The strike that brought South Africa’s gold mining industry to its knees when 80,000 workers walked off the job last week has ended with mine workers accepting an 8% pay increase. The stoppage at 16 of 23 mines at sub-Saharan Africa’s No. 1 gold mining nation cost its industry $35 million per day, according to government figures.

“The majority have accepted the offer,” said Frans Baleni, general secretary of the National Union of Mineworkers (NUM), which ordered last Tuesday’s peaceful strike and represents 64% of the country’s 120,000 gold miners, according to South African media reports.

Initially NUM officials rejected the 6.5% increase forwarded by the Chamber of Mines, which represents top gold miners such as Harmony Gold, Sibanye Gold, AngloGold Ashanti and Gold Fields. The final agreement, said NUM reps, included inflation-linked increases from Q3 2014 and a 30% housing allowance increase.

Elize Strydom, the chamber’s chief negotiator said the agreement “helped us prevent a longer period of damaging industrial action” and was a “reasonably balanced outcome in affordability and jobs preservation.”

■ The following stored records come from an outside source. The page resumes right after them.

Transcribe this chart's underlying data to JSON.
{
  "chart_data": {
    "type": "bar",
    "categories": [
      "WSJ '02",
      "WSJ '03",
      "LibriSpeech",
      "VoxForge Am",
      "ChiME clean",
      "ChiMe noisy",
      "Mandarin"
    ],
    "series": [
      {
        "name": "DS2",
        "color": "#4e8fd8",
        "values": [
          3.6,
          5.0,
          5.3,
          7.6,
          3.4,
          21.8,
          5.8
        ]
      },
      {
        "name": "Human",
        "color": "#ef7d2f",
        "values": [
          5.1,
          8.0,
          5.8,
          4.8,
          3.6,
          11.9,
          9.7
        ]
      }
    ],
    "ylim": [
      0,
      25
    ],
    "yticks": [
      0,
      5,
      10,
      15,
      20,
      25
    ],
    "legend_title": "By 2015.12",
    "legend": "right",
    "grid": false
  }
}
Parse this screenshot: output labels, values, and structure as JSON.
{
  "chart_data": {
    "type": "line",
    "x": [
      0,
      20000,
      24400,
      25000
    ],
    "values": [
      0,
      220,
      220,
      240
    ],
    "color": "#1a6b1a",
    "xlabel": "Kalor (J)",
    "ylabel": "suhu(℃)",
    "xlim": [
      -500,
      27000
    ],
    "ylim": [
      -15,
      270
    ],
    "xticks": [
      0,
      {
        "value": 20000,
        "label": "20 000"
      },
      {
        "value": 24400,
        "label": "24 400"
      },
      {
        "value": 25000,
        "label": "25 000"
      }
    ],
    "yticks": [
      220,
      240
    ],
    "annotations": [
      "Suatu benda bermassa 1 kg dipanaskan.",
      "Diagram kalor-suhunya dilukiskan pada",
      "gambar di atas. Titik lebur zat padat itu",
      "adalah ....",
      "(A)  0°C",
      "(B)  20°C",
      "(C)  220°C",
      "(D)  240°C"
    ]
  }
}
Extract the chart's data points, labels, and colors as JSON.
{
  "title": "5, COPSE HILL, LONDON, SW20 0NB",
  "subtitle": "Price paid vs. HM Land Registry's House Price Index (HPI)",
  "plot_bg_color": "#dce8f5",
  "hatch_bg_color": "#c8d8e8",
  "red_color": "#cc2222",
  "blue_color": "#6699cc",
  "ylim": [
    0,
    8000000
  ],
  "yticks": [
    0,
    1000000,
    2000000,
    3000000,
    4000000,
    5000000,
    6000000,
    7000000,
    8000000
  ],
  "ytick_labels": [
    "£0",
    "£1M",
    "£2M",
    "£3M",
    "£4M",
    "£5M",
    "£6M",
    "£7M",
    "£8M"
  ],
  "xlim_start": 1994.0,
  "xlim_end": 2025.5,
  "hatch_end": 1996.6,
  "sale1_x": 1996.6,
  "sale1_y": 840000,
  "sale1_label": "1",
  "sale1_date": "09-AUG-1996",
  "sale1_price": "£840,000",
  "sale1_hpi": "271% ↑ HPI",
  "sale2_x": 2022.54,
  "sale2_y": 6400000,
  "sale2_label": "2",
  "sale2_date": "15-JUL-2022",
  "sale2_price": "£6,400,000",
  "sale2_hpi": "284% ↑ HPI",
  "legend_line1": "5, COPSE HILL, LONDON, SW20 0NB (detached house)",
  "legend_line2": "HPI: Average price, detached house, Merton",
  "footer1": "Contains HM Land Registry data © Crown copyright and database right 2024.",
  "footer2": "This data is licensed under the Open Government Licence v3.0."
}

Harmony Gold Chief Executive Graham Briggs said the workers’ and industry’s “long-term industrial relations stability” was a priority, according to Agence France-Presse, adding that “continued industrial action will make this increase unaffordable, and place the future viability of some of our operations under threat; this, in turn, could have an impact on jobs.”

These legal strikes contrasted with the illegal stoppages that brought turmoil to Africa’s biggest economy—and the top platinum producer—in 2012.